Unvere­in­barkeit der Regelun­gen des Bew­er­tungs­ge­set­zes zur Ein­heits­be­w­er­tung von Grund­ver­mö­gen mit Art. 3 Abs. 1 GG

Das Bun­desver­fas­sungs­gericht hat entsch­ieden, dass die Regelun­gen des Bew­er­tungs­ge­set­zes zur Ein­heits­be­w­er­tung von Grund­ver­mö­gen in den “alten” Bun­deslän­dern jeden­falls seit dem Beginn des Jahres 2002 mit dem all­ge­meinen Gle­ich­heitssatz unvere­in­bar ist [BVer­fG, Urteil v. 10. April 2018, Az. 1 BvL 11/14, 1 BvL 12/14, 1 BvL 1/15, 1 BvR 639/11, 1 BvR 889/12].

Nach Auf­fas­sung des Bun­desver­fas­sungs­gerichts führt das Fes­thal­ten des Geset­zge­bers an dem Haupt­fest­stel­lungszeit­punkt von 1964 zu gravieren­den und umfassenden Ungle­ich­be­hand­lun­gen bei der Bew­er­tung von Grund­ver­mö­gen, für die es keine aus­re­ichende Recht­fer­ti­gung gibt.

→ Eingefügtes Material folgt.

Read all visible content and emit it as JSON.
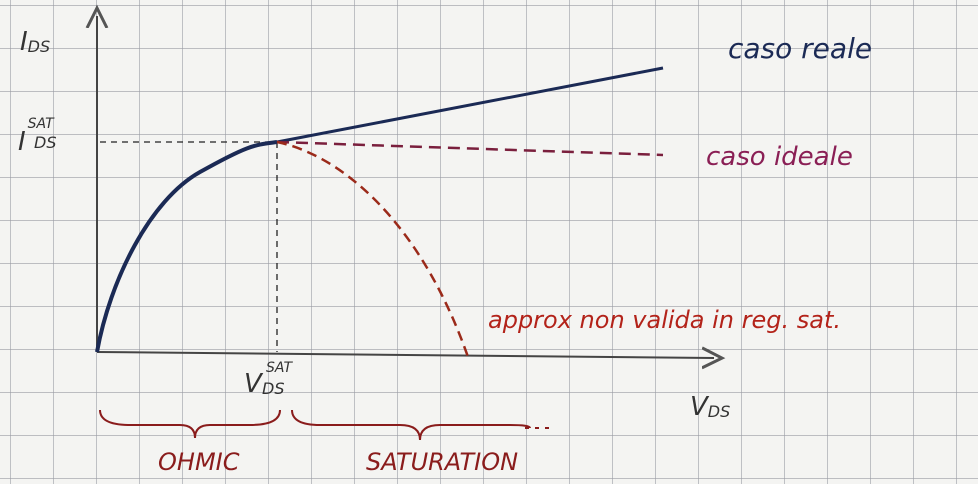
{
  "axes": {
    "y": {
      "symbol": "I",
      "subscript": "DS"
    },
    "x": {
      "symbol": "V",
      "subscript": "DS"
    }
  },
  "markers": {
    "ids_sat": {
      "symbol": "I",
      "subscript": "DS",
      "superscript": "SAT"
    },
    "vds_sat": {
      "symbol": "V",
      "subscript": "DS",
      "superscript": "SAT"
    }
  },
  "curves": {
    "real": "caso reale",
    "ideal": "caso ideale",
    "approx": "approx non valida in reg. sat."
  },
  "regions": {
    "ohmic": "OHMIC",
    "saturation": "SATURATION"
  }
}
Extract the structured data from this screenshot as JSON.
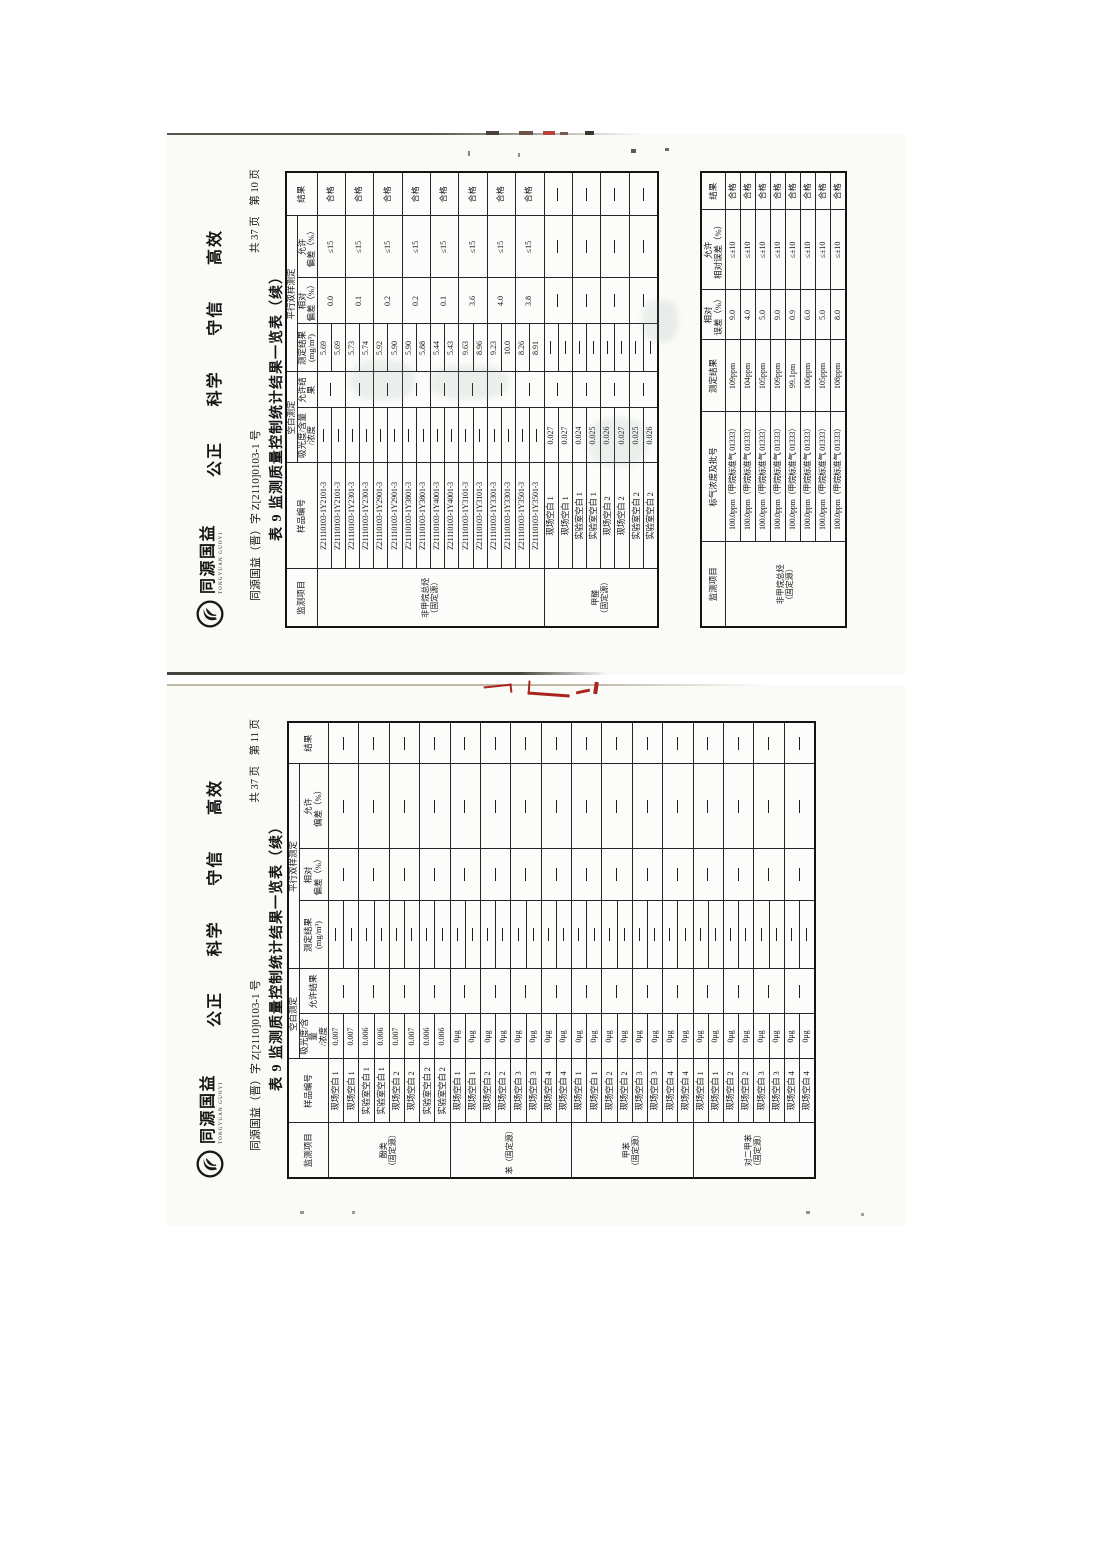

Der Geset­zge­ber muss bis spätestens zum 31. Dezem­ber 2019 eine Neuregelung tre­f­fen. Bis zu diesem Zeit­punkt dür­fen die ver­fas­sungswidri­gen Regeln weit­er ange­wandt wer­den. Nach Verkün­dung ein­er Neuregelung dür­fen sie für weit­ere fünf Jahre ab der Verkün­dung, läng­stens aber bis zum 31. Dezem­ber 2024 ange­wandt wer­den. Für Kalen­der­jahre ab 2025 hat das Bun­desver­fas­sungs­gericht Belas­tun­gen mit Grund­s­teuer allein auf der Basis bestand­skräftiger Ein­heitswert- oder Grund­s­teuer­mess­beschei­de aus voraus­ge­gan­genen Jahren aus­geschlossen [Pressemit­teilung Nr. 21/2018 vom 10. April 2018].